Markets advanced quite notably on Friday, seeing over 90% of NYSE stocks in the green. What does such a big breadth day mean going forward?
Friday was a good day. Besides being just now one week away from Labor Day, markets were encouraged higher after Fed Chair Powell signaled the possibility of rate cuts in September… seeing major domestic indices jump sharply. Breadth was thankfully quite good, a sentence that has been quite difficult to come by as markets have bounced back and forth around all time highs. It should go without saying that broad based gains (better breadth) can lead to a more productive market environment as more stocks improve their respective technical pictures… but on such strong days it can be an interesting experiment to ask… what exactly does “good breadth” mean and what it might mean going forwards?
8/22 saw over 90% of NYSE-listed stocks land in the green for the day. To put this in context, this has happened only 24 times since 1980, or just about once every two years. Before 8/22, there was a cluster of big breadth days coming off the 2025 lows (4/9/ & 4/22). In fact, clusters of large one-day increases aren’t abnormal. Excluding one-month clusters from our dataset drops our “unique” occurrences to just 15 (including 8/22) confirming the idea that quite often good (and bad days) can happen in close proximity to each other. A quick side note- missing out on clusters of these “big” days can have massive impacts on your portfolio…. Check out this piece here which goes into more detail about missing those massive up & down days. Regardless, refocusing on the >90% advancers days with the table below, returns are typically quite positive. Excluding those clusters, forward returns are quite strong across all observed timeframes. On average, SPX advanced over 24% in the year following our “big breadth” days, building on the idea that constructive market environments are built on the shoulders of many stocks, not just a few. You’ll notice that these high advancer days are typically found around significant market bottoms. Covid & and March of 2009 stick out on that front, both of which brought with them clusters of big breadth days.
What happens when markets aren’t at a bottom? While it may be uncomfortable in the moment, using NDW’s participation indicators to identify points of significant wash out can be comparatively easy to trying to time tops. With that in mind, significant breadth thrusts like we saw on Friday are rather rare when markets are at or near all-time highs. In fact, the ~1.5% distance from all time highs from Friday’s occurrence is the closest SPX has been to all time highs of any of our observations.

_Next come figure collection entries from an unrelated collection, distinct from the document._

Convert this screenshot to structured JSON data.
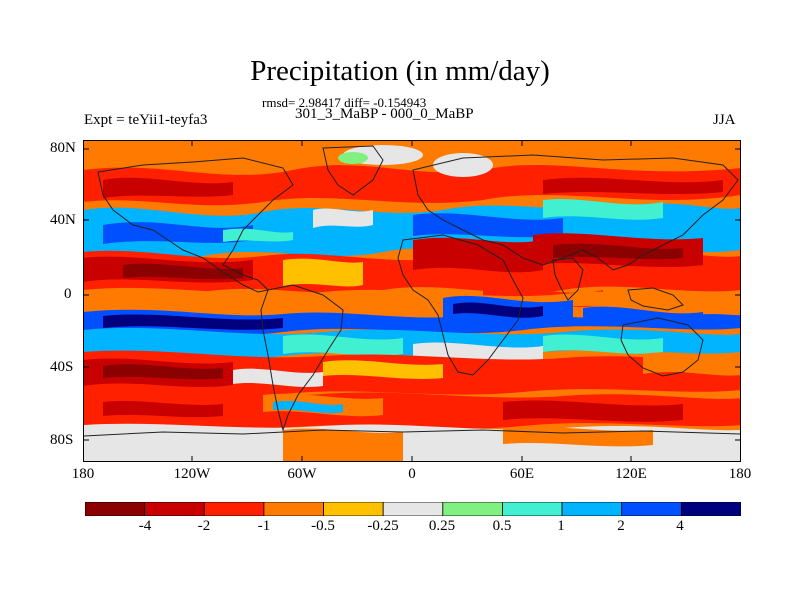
{
  "title": "Precipitation (in mm/day)",
  "stats": "rmsd= 2.98417 diff= -0.154943",
  "subtitle": "301_3_MaBP - 000_0_MaBP",
  "left_label": "Expt = teYii1-teyfa3",
  "right_label": "JJA",
  "y_ticks": [
    "80N",
    "40N",
    "0",
    "40S",
    "80S"
  ],
  "x_ticks": [
    "180",
    "120W",
    "60W",
    "0",
    "60E",
    "120E",
    "180"
  ],
  "colorbar": {
    "labels": [
      "-4",
      "-2",
      "-1",
      "-0.5",
      "-0.25",
      "0.25",
      "0.5",
      "1",
      "2",
      "4"
    ],
    "colors": [
      "#8b0000",
      "#c80000",
      "#ff2000",
      "#ff7a00",
      "#ffc000",
      "#e6e6e6",
      "#80f080",
      "#40f0d0",
      "#00b4ff",
      "#0050ff",
      "#00007f"
    ]
  },
  "map_colors": {
    "ocean_bg": "#ff7a00",
    "coast": "#222222"
  }
}
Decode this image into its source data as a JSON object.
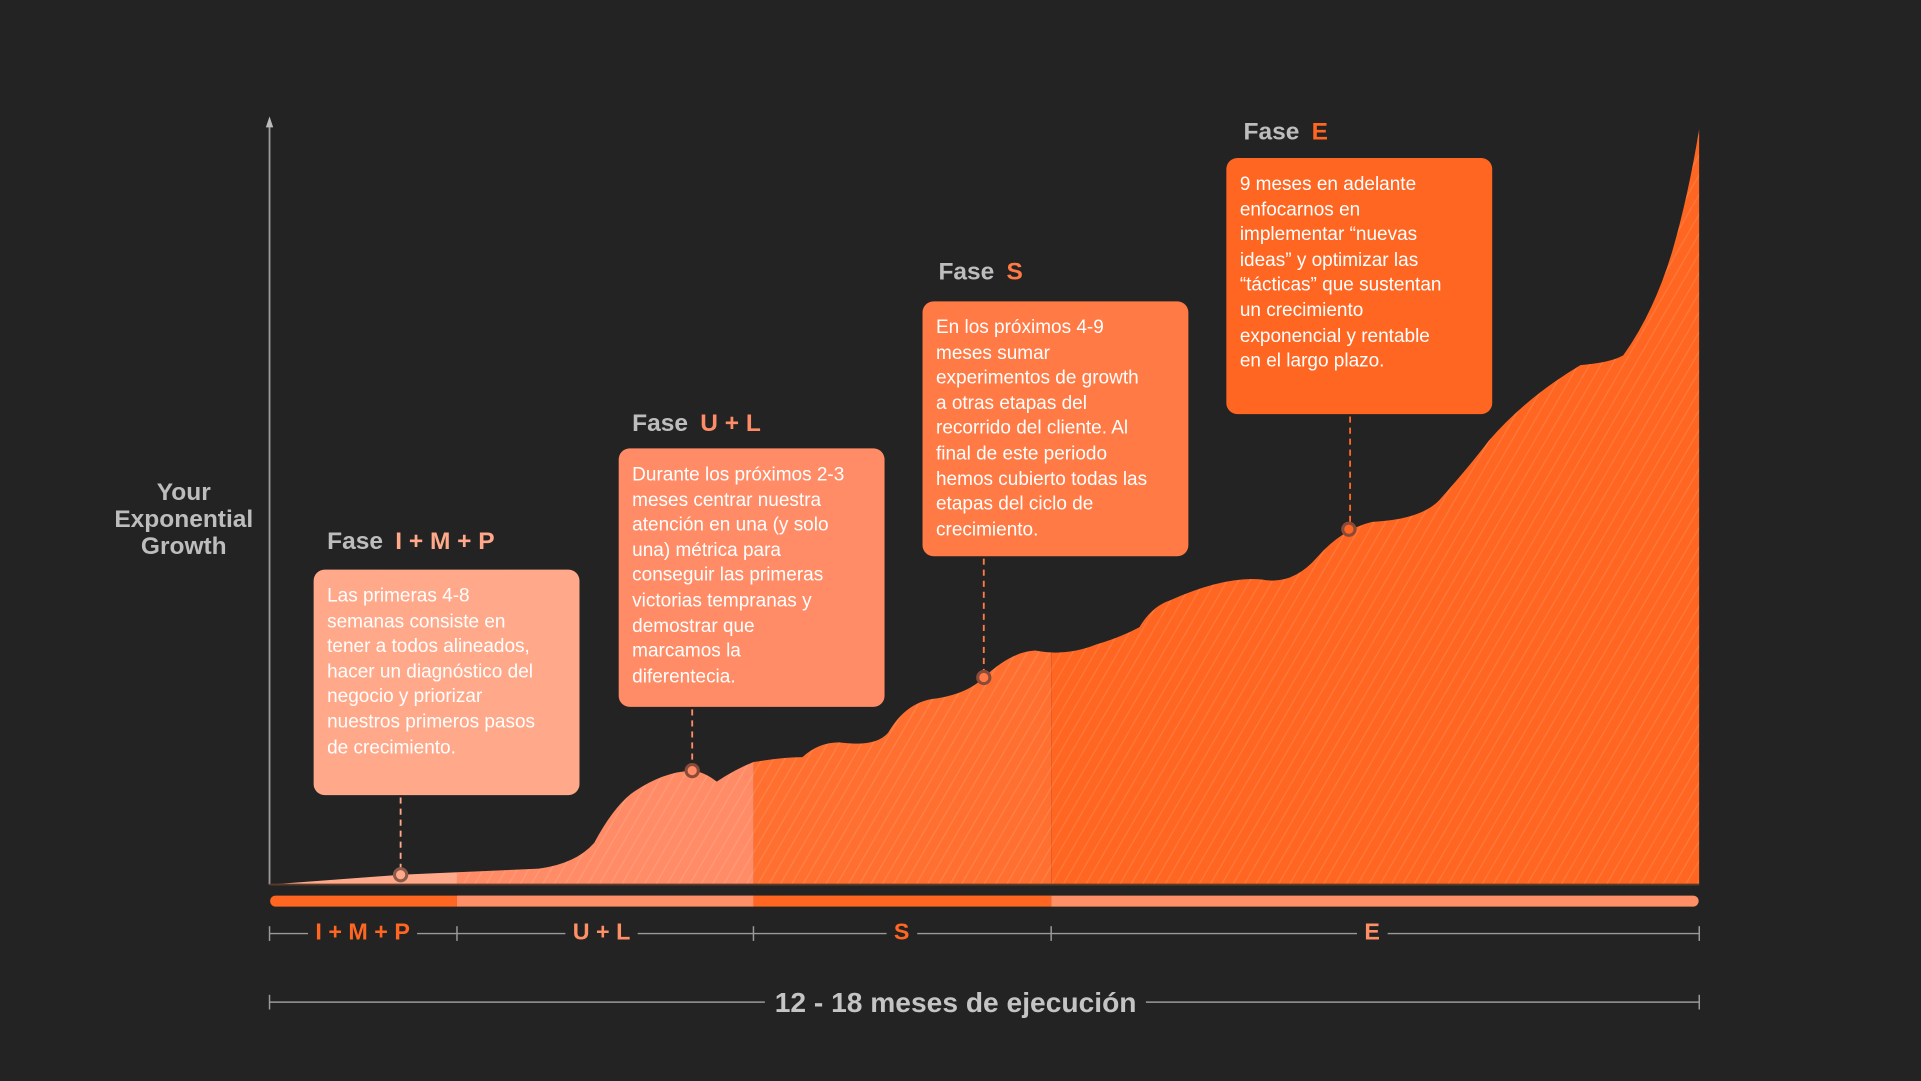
{
  "y_axis_label": [
    "Your",
    "Exponential",
    "Growth"
  ],
  "colors": {
    "background": "#232323",
    "phase1": "#ffa98a",
    "phase2": "#ff8c66",
    "phase3": "#ff7a45",
    "phase4": "#ff6622",
    "accent": "#ff6622",
    "muted": "#bdbdbd"
  },
  "phases": [
    {
      "prefix": "Fase",
      "name": "I + M + P",
      "label": "I + M + P",
      "lines": [
        "Las primeras 4-8",
        "semanas consiste en",
        "tener a todos alineados,",
        "hacer un diagnóstico del",
        "negocio y priorizar",
        "nuestros primeros pasos",
        "de crecimiento."
      ]
    },
    {
      "prefix": "Fase",
      "name": "U + L",
      "label": "U + L",
      "lines": [
        "Durante los próximos 2-3",
        "meses centrar nuestra",
        "atención en una (y solo",
        "una) métrica para",
        "conseguir las primeras",
        "victorias tempranas y",
        "demostrar que",
        "marcamos la",
        "diferentecia."
      ]
    },
    {
      "prefix": "Fase",
      "name": "S",
      "label": "S",
      "lines": [
        "En los próximos 4-9",
        "meses sumar",
        "experimentos de growth",
        "a otras etapas del",
        "recorrido del cliente. Al",
        "final de este periodo",
        "hemos cubierto todas las",
        "etapas del ciclo de",
        "crecimiento."
      ]
    },
    {
      "prefix": "Fase",
      "name": "E",
      "label": "E",
      "lines": [
        "9 meses en adelante",
        "enfocarnos en",
        "implementar “nuevas",
        "ideas” y optimizar las",
        "“tácticas” que sustentan",
        "un crecimiento",
        "exponencial y rentable",
        "en el largo plazo."
      ]
    }
  ],
  "timeline_total": "12 - 18 meses de ejecución"
}
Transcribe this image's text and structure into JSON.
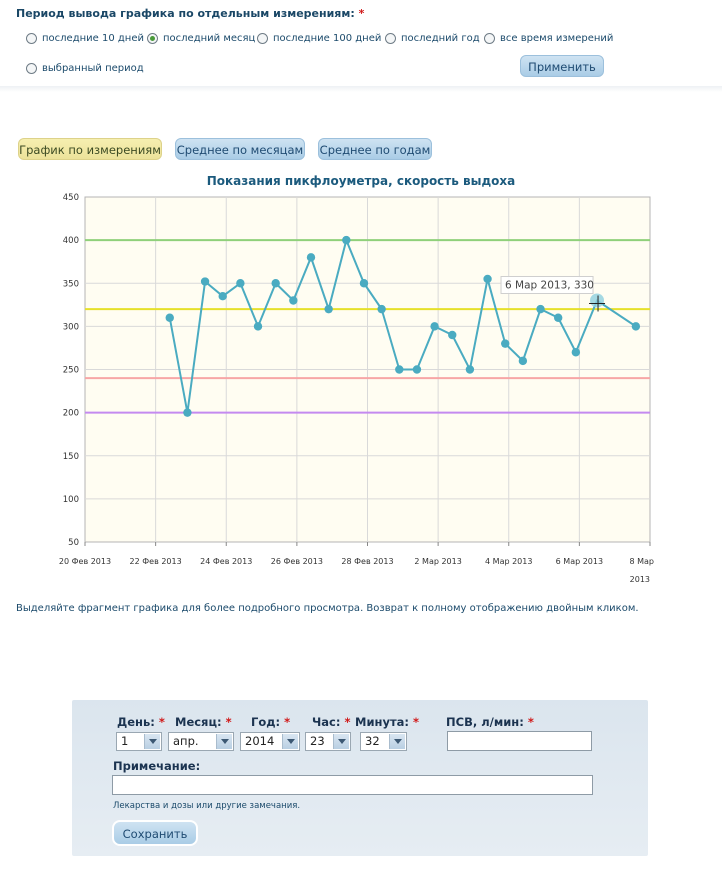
{
  "period": {
    "title": "Период вывода графика по отдельным измерениям:",
    "required_mark": "*",
    "options": [
      {
        "label": "последние 10 дней",
        "selected": false
      },
      {
        "label": "последний месяц",
        "selected": true
      },
      {
        "label": "последние 100 дней",
        "selected": false
      },
      {
        "label": "последний год",
        "selected": false
      },
      {
        "label": "все время измерений",
        "selected": false
      },
      {
        "label": "выбранный период",
        "selected": false
      }
    ],
    "apply_label": "Применить"
  },
  "tabs": [
    {
      "label": "График по измерениям",
      "active": true
    },
    {
      "label": "Среднее по месяцам",
      "active": false
    },
    {
      "label": "Среднее по годам",
      "active": false
    }
  ],
  "chart_data": {
    "type": "line",
    "title": "Показания пикфлоуметра, скорость выдоха",
    "ylim": [
      50,
      450
    ],
    "yticks": [
      "450",
      "400",
      "350",
      "300",
      "250",
      "200",
      "150",
      "100",
      "50"
    ],
    "xticks": [
      "20 Фев 2013",
      "22 Фев 2013",
      "24 Фев 2013",
      "26 Фев 2013",
      "28 Фев 2013",
      "2 Мар 2013",
      "4 Мар 2013",
      "6 Мар 2013",
      "8 Мар",
      "2013"
    ],
    "xlim_days": [
      0,
      16
    ],
    "zones": [
      {
        "value": 400,
        "color": "#8fd07a"
      },
      {
        "value": 320,
        "color": "#e6e02a"
      },
      {
        "value": 240,
        "color": "#f7a6a6"
      },
      {
        "value": 200,
        "color": "#c48af0"
      }
    ],
    "series": [
      {
        "color": "#4aabc1",
        "points": [
          [
            2.4,
            310
          ],
          [
            2.9,
            200
          ],
          [
            3.4,
            352
          ],
          [
            3.9,
            335
          ],
          [
            4.4,
            350
          ],
          [
            4.9,
            300
          ],
          [
            5.4,
            350
          ],
          [
            5.9,
            330
          ],
          [
            6.4,
            380
          ],
          [
            6.9,
            320
          ],
          [
            7.4,
            400
          ],
          [
            7.9,
            350
          ],
          [
            8.4,
            320
          ],
          [
            8.9,
            250
          ],
          [
            9.4,
            250
          ],
          [
            9.9,
            300
          ],
          [
            10.4,
            290
          ],
          [
            10.9,
            250
          ],
          [
            11.4,
            355
          ],
          [
            11.9,
            280
          ],
          [
            12.4,
            260
          ],
          [
            12.9,
            320
          ],
          [
            13.4,
            310
          ],
          [
            13.9,
            270
          ],
          [
            14.5,
            330
          ],
          [
            15.6,
            300
          ]
        ]
      }
    ],
    "tooltip": {
      "text": "6 Мар 2013, 330",
      "point_index": 24
    }
  },
  "hint": "Выделяйте фрагмент графика для более подробного просмотра. Возврат к полному отображению двойным кликом.",
  "form": {
    "day_label": "День:",
    "month_label": "Месяц:",
    "year_label": "Год:",
    "hour_label": "Час:",
    "minute_label": "Минута:",
    "psv_label": "ПСВ, л/мин:",
    "required_mark": "*",
    "day_value": "1",
    "month_value": "апр.",
    "year_value": "2014",
    "hour_value": "23",
    "minute_value": "32",
    "psv_value": "",
    "note_label": "Примечание:",
    "note_value": "",
    "note_hint": "Лекарства и дозы или другие замечания.",
    "save_label": "Сохранить"
  }
}
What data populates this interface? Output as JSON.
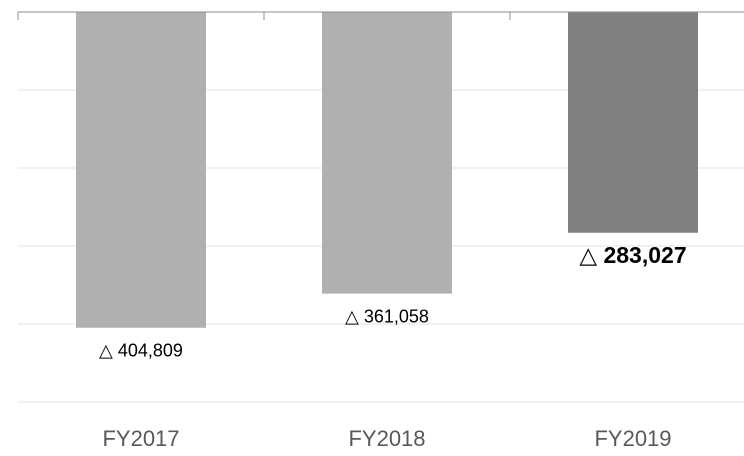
{
  "chart_data": {
    "type": "bar",
    "categories": [
      "FY2017",
      "FY2018",
      "FY2019"
    ],
    "values": [
      -404809,
      -361058,
      -283027
    ],
    "value_labels": [
      "△ 404,809",
      "△ 361,058",
      "△ 283,027"
    ],
    "colors": [
      "#b0b0b0",
      "#b0b0b0",
      "#808080"
    ],
    "emphasis": [
      false,
      false,
      true
    ],
    "ylim": [
      -500000,
      0
    ],
    "yticks": [
      -500000,
      -400000,
      -300000,
      -200000,
      -100000,
      0
    ],
    "grid": true
  }
}
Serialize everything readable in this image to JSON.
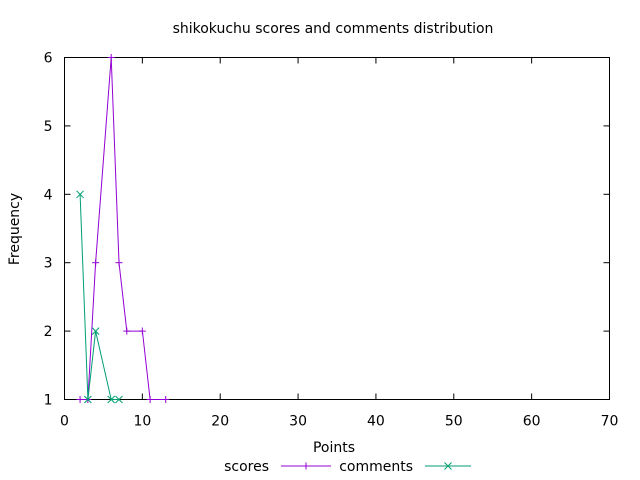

Of the other instances, only two saw similar breadth days while within ~5% of all-time highs… both of which are the only instances with subpar forward returns. (Note that distance from all time highs is calculated on the day before the date of the breadth thrust to ensure that values aren’t understated due to large performance on day of 90%+ advancers. Overall performance trends don’t change, but it is worth noting.)
It goes without saying that similar moves are rare- particularly within such close striking distance of respective market highs. With that in mind, take today’s study with a grain of salt… by no means is this piece designed to call out a distinct market top. Instead, fall back on the idea that most times… more breadth = more constructive market environments… a net positive as we move into a seasonally rocky September.